Many food-safety activists have expressed concern over the results of the studies.

“This is a public health risk because these bacteria can cause food borne illness.  What makes it even more insidious is the fact that this bacteria is resistant to antibiotics. There needs to be a broader sample, though, to ascertain the extent to which this situation is widespread,” Tony Carbo of Food & Water Watch told me.

The American Meat Institute, the industry’s lead lobbying arm, sent me a statement saying that the sample size is insufficient to reach the sweeping conclusions conveyed by the Arizona scientists. AMI further noted that S. aureus is also carried by household pets.

“Despite the claims of this small study, consumers can feel confident that meat and poultry is safe,” said the group’s president James Hodges. “Federal data show that S. aureus infections in people that are caused by food are uncommon.”

What about the almost 250,000 illnesses that CDC attributes to S. aureus in food each year?

I asked AMI and they finally replied and seemed to indicate that  it wasn’t a lot to worry about.

“While our goal is to get as close to zero foodborne illnesses linked to meat and poultry as science permits, the fact is that the 241,000 estimated human infections with S. aureus from all foods comprise one half of one percent of the total foodborne illnesses that CDC estimates occur annually in the U.S.” said Meat Institute spokesman Tom Super.

–Andrew Schneider

 


Comments

New reasons not to buy meat and poultry at the local grocery. — 1 Comment

  1. There are a few problems with your “facts”. First, antibiotics are not routinely given to animals produced for human consumption. In fact, before slaughter animals are tested for antibiotic residue and if present cannot be slaughtered. Antibiotic use in poultry is rare and when used it is carefully targeted and controlled.

    Second, MRSA is a human infection prevalent in health care facilities, espeically hospitals. Chickens cannot “catch” MRSA as it does not cross between species. That is according to Dr. Lloyd Keck, Vetranarian and professor at the University of Arkansas Department of Poultry Science. He is one of the worlds leading experts on Avian Influenza and poultry disease.

    At a temperature of 140 degrees Fahrneheit flesh and anything harmful to humans “cooks”. Nothing that can hurt a person survives at or above this temperature. The number of 165 degress accounts for error in measurement devices, especially for home use and allows a margin of safety. If rotted meat is fully cooked it won’t make you sick, so just cook it thoroughly.

    Harmful animal disease does not cross between species very well. It is acceptable to feed beef and pork by products as protein to poultry, but it is not acceptable to feed poultry by products back to popultry or beef to beef or swine to swine. Even when deliberately introduced in the lab, it is rare that these can cause infection in different species.

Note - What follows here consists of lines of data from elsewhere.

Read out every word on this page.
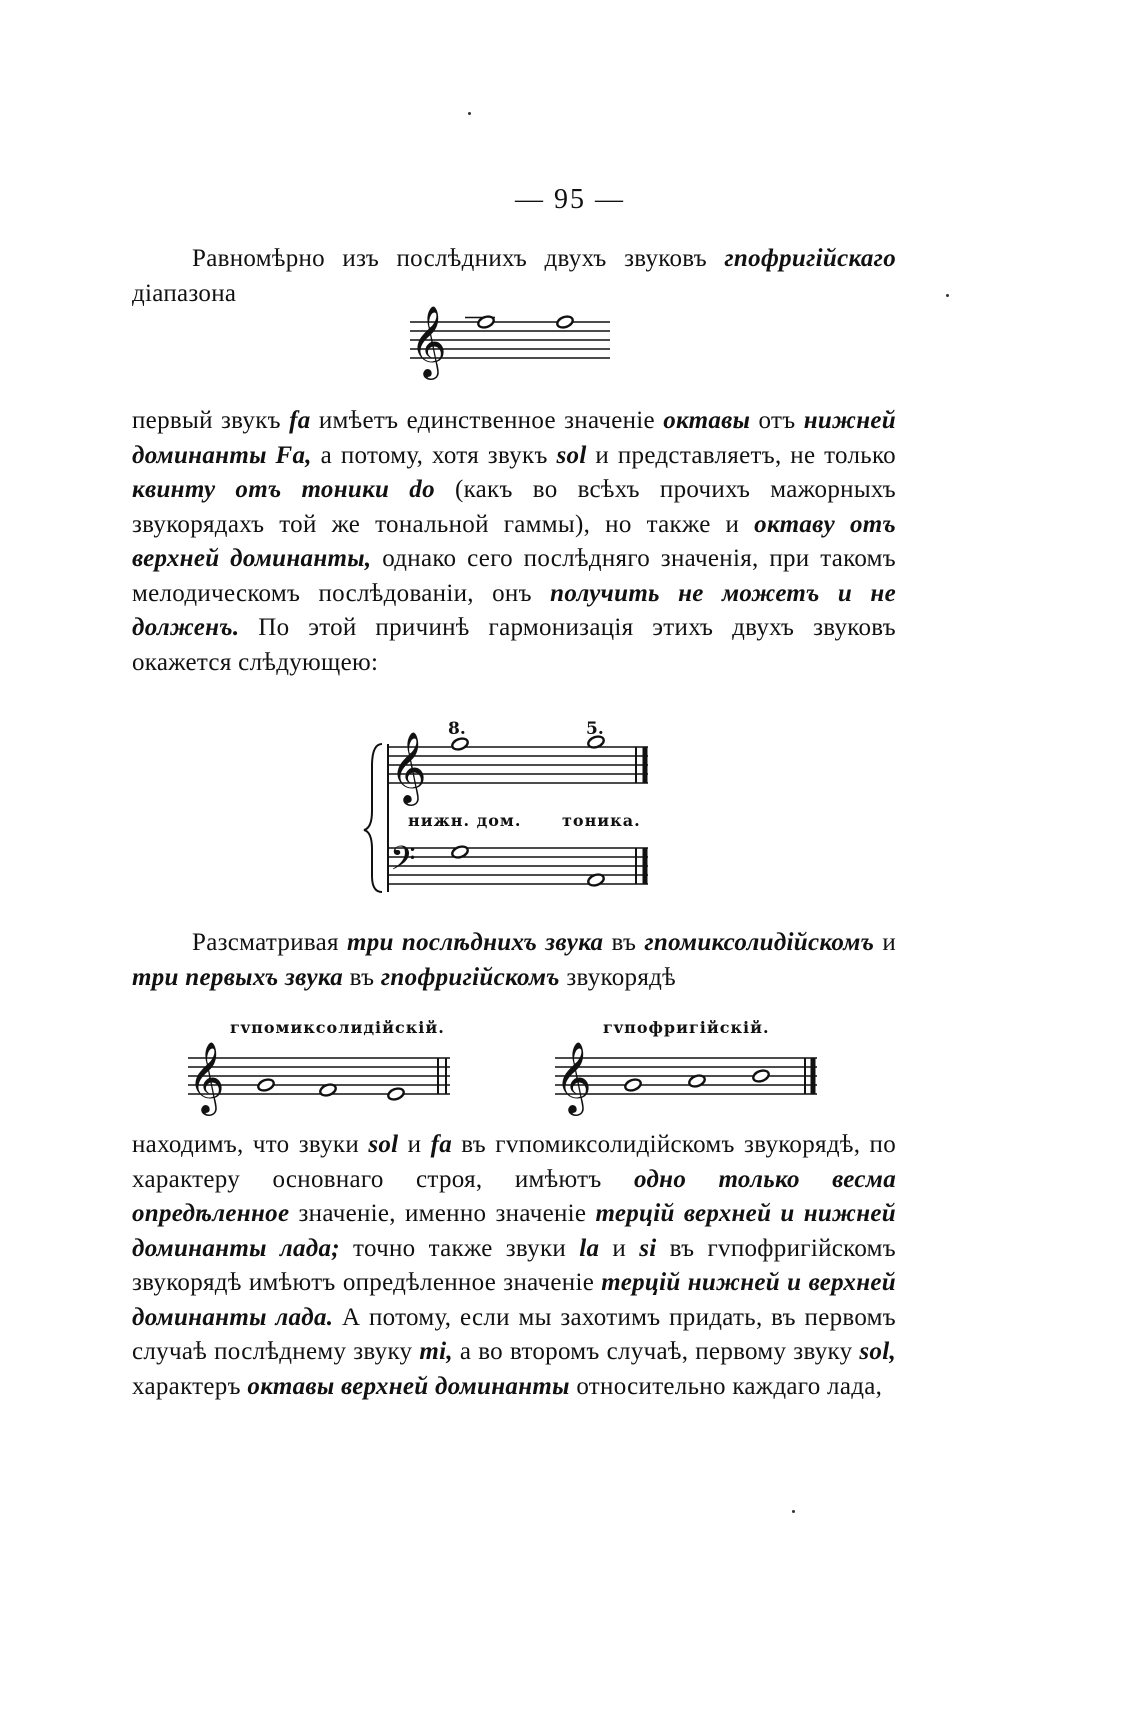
— 95 —
Равномѣрно изъ послѣднихъ двухъ звуковъ гпофригійскаго діапазона
𝄞
первый звукъ fa имѣетъ единственное значеніе октавы отъ нижней доминанты Fa, а потому, хотя звукъ sol и представляетъ, не только квинту отъ тоники do (какъ во всѣхъ прочихъ мажорныхъ звукорядахъ той же тональной гаммы), но также и октаву отъ верхней доминанты, однако сего послѣдняго значенія, при такомъ мелодическомъ послѣдованіи, онъ получить не можетъ и не долженъ. По этой причинѣ гармонизація этихъ двухъ звуковъ окажется слѣдующею:
𝄞
8.	5.
нижн. дом.	тоника.
𝄢
Разсматривая три послѣднихъ звука въ гпомиксолидійскомъ и три первыхъ звука въ гпофригійскомъ звукорядѣ
гvпомиксолидійскій.	гvпофригійскій.
𝄞	𝄞
находимъ, что звуки sol и fa въ гvпомиксолидійскомъ звукорядѣ, по характеру основнаго строя, имѣютъ одно только весма опредѣленное значеніе, именно значеніе терцій верхней и нижней доминанты лада; точно также звуки la и si въ гvпофригійскомъ звукорядѣ имѣютъ опредѣленное значеніе терцій нижней и верхней доминанты лада. А потому, если мы захотимъ придать, въ первомъ случаѣ послѣднему звуку mi, а во второмъ случаѣ, первому звуку sol, характеръ октавы верхней доминанты относительно каждаго лада,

    Some common bacteria like samonilla and E. Coli can infect almost any animal across lines. They are generally present in feces. If that is controlled during meat processing, there is no poblem. USDA rules and oversight at facilites control this agressively. Likewise, producers work very hard to control cross contamination, not just from a 2quality perspective, but to protect from situations that can result in litigation, the promotion of which is obviously the intent of the study you cite.

    Any credible food scientist, vetranarian, or public helath or safety official will testify that 99% of food borne illness originates at the point of preparatiion for consumption. It happens in restaurants, at home and grocery stores as a result of poor food handling practices. In fact, the most dangerous place to eat from a foodborne illness perspective is at a buffet salad bar.

    The article mixes apples and oranges, bad science, and unrelated concepts in an apparent attempt to establish an agenda to benefit litigants and for most people is simply confusing, inciteful, and shocking. For these reasons it is irresponsible and reprehensible. Shame on the lawyers that invented it for their own fudiciary and nefarious reasons. Shame on you for irresponsibly promoting it as fact and science.